The world is a disgusting painful place. But I think Jason has a point. When I’m with my children, I see life different. I see the spiders on the wall. I notice ladybugs in the lawn and roly-poly bugs on the sidewalk. We eat ice cream. We play ball. We plant tomatoes. We laugh. Little matters except loving each other, kisses and cuddles.

I give my kids hugs and I smell yogurt and garden dirt, toothpaste and paper paste, baby shampoo and tennis shoes: all the Eau De Little Girl. I feel faces snuggled against mine and arms embracing me. I sense their love and purity, their devotion and joy. I think somehow somewhere Someone in the universe allowed something good in these girls, gave the blessings of new beginnings and growth in all little lives. And I find hope.

Tags: family

4 responses so far ↓

  • 1 Phil // May 16, 2004 at 5:24 am

    Hey, look, it’s one of my pet topics… (And I should warn you I’m *not* an optimist, sort of…)

    Being pre-offspring as I am, I ask similar questions:

    > Sometimes I wonder why we brought children into
    > this world. This place is so messed up. Why did
    > Ted and I decide to add more people to this planet?
    So, how *did* you justify it for yourselves?

    > And I find hope.
    I don’t see how you can, what about the inevitable pain and badness they’ll have to face?

    Existence is a pretty big price to pay for life, when all things are considered, does the good really outway the bad?

  • 2 Kris Hasson-Jones // May 16, 2004 at 3:35 pm

    My mother used to tell me she wished she’d never brought kids into the world. Needless to say this screwed me up rather badly.

    I don’t think it’s possible for humans to have the perspective to answer this question. We’re inside the box: we’re living life. You can either justify it (teach yourself to emphasize the good and overlook the bad, maximize the good and minimize the bad, or fantasize a rewarding afterlife to make up for the bad) or kill yourself. Relatively few people choose the latter option.

    I have two kids; I acknowledge to myself that it was mostly for selfish reasons, and I try to make up for that to them by equipping them as best I can to have a good, happy life.

  • 3 Katherine // May 16, 2004 at 4:24 pm

    There are many people in this world who spend their lives helping others, giving hope and mercy to those around them, spreading grace and love. We can do our best to raise our kids to be those kind of people, and send them out to be light in this dark place. As an extreme example, what if Mother Teresa’s parents had decided not to have any children?
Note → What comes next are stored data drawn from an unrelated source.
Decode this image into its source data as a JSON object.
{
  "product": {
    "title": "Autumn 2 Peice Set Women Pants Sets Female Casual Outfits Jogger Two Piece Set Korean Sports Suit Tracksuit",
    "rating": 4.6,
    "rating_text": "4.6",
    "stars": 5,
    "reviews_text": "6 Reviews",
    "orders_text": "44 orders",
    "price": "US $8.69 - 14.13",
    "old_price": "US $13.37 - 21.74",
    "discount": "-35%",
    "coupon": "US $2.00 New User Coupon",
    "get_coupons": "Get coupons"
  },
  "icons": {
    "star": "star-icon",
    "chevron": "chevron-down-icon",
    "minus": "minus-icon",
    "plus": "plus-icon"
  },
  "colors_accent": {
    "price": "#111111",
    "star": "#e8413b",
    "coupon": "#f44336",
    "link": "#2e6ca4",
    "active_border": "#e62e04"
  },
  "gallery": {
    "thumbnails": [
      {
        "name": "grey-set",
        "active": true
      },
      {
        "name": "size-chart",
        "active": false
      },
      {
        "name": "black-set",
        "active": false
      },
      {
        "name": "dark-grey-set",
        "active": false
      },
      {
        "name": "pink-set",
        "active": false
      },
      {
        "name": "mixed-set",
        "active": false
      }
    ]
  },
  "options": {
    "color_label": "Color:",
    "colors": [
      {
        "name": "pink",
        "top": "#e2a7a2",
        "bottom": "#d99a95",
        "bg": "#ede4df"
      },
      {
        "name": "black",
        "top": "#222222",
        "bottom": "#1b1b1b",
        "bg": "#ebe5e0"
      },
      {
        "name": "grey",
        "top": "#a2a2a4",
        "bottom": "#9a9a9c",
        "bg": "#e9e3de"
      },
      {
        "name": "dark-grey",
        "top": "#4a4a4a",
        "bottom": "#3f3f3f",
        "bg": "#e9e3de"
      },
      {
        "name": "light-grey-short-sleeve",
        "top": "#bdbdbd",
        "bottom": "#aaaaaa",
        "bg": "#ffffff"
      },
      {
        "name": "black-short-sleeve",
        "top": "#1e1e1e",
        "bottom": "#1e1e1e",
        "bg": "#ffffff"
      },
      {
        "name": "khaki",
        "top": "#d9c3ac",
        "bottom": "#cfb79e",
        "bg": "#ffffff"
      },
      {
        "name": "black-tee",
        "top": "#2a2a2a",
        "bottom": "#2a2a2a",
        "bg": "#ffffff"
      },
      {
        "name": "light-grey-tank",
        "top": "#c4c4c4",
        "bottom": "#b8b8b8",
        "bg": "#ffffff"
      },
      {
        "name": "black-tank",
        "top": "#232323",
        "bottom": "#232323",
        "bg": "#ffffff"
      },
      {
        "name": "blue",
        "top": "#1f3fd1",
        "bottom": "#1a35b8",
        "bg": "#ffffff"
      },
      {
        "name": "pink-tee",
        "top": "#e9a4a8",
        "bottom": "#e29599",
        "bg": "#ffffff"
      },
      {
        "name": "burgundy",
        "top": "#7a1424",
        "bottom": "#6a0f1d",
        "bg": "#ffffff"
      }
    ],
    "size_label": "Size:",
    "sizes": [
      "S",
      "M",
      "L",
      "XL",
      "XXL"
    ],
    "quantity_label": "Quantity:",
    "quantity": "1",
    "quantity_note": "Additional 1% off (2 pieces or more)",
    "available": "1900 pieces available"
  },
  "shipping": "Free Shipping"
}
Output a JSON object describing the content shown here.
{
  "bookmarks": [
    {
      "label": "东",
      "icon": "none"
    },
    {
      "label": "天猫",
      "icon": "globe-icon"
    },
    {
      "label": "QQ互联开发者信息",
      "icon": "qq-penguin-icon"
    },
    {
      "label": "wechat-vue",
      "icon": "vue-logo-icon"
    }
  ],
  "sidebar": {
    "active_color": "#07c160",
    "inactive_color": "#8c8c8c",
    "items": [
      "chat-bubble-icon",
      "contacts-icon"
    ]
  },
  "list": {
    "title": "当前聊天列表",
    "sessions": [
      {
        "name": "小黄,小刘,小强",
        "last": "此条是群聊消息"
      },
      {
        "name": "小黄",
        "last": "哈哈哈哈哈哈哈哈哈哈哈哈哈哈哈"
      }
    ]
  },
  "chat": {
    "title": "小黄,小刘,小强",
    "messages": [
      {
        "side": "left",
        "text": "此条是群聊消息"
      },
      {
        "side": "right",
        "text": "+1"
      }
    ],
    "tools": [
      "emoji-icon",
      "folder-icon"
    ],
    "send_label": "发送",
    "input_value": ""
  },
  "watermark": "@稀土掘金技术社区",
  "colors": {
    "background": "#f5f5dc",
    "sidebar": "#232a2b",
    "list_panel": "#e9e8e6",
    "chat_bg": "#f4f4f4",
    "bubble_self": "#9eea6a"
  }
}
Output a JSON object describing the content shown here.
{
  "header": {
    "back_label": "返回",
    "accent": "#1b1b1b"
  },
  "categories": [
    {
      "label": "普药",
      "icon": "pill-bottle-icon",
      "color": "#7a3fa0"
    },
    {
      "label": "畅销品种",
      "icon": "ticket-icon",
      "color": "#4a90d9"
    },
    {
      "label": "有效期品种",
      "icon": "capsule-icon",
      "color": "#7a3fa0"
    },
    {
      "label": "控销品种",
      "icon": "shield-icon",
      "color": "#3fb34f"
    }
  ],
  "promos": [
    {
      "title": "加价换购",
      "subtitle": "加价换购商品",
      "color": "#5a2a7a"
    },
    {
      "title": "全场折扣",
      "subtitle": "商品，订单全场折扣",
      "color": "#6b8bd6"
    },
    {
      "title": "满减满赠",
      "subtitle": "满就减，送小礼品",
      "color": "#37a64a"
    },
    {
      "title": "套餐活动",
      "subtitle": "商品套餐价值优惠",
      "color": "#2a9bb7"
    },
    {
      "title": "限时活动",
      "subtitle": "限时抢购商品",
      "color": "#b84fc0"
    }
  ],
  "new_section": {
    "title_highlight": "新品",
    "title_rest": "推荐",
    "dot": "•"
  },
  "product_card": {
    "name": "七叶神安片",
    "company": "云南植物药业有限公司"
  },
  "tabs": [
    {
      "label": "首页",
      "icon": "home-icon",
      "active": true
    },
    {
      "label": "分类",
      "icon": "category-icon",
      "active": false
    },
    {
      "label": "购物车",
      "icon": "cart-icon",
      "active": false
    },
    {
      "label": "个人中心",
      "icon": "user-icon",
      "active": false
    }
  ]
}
No one is perfect, and we all have darkness inside of us as well as around us, but if we discover the Source of Good, we have a strong resource to help us journey in the direction of Hope, for ourselves, our children, and the rest of the world. If we stop staring into our own dark hearts all the time, we can take time to look elsewhere to find our reason for being here.

    As for pain, life isn’t all about avoiding pain and being in comfort. Pain can teach us a lot and make us grow in ways we didn’t know we could. It can force us out of ruts and into new paths.

  • 4 Kris Hasson-Jones // May 17, 2004 at 3:02 pm

    Pain can teach us a lot and make us grow in ways we didn’t know we could.

    That would be the justifying portion of the evening. Myself, I’d skip pain if I could. I don’t think pain is the *only* way to learn anything, so why choose it?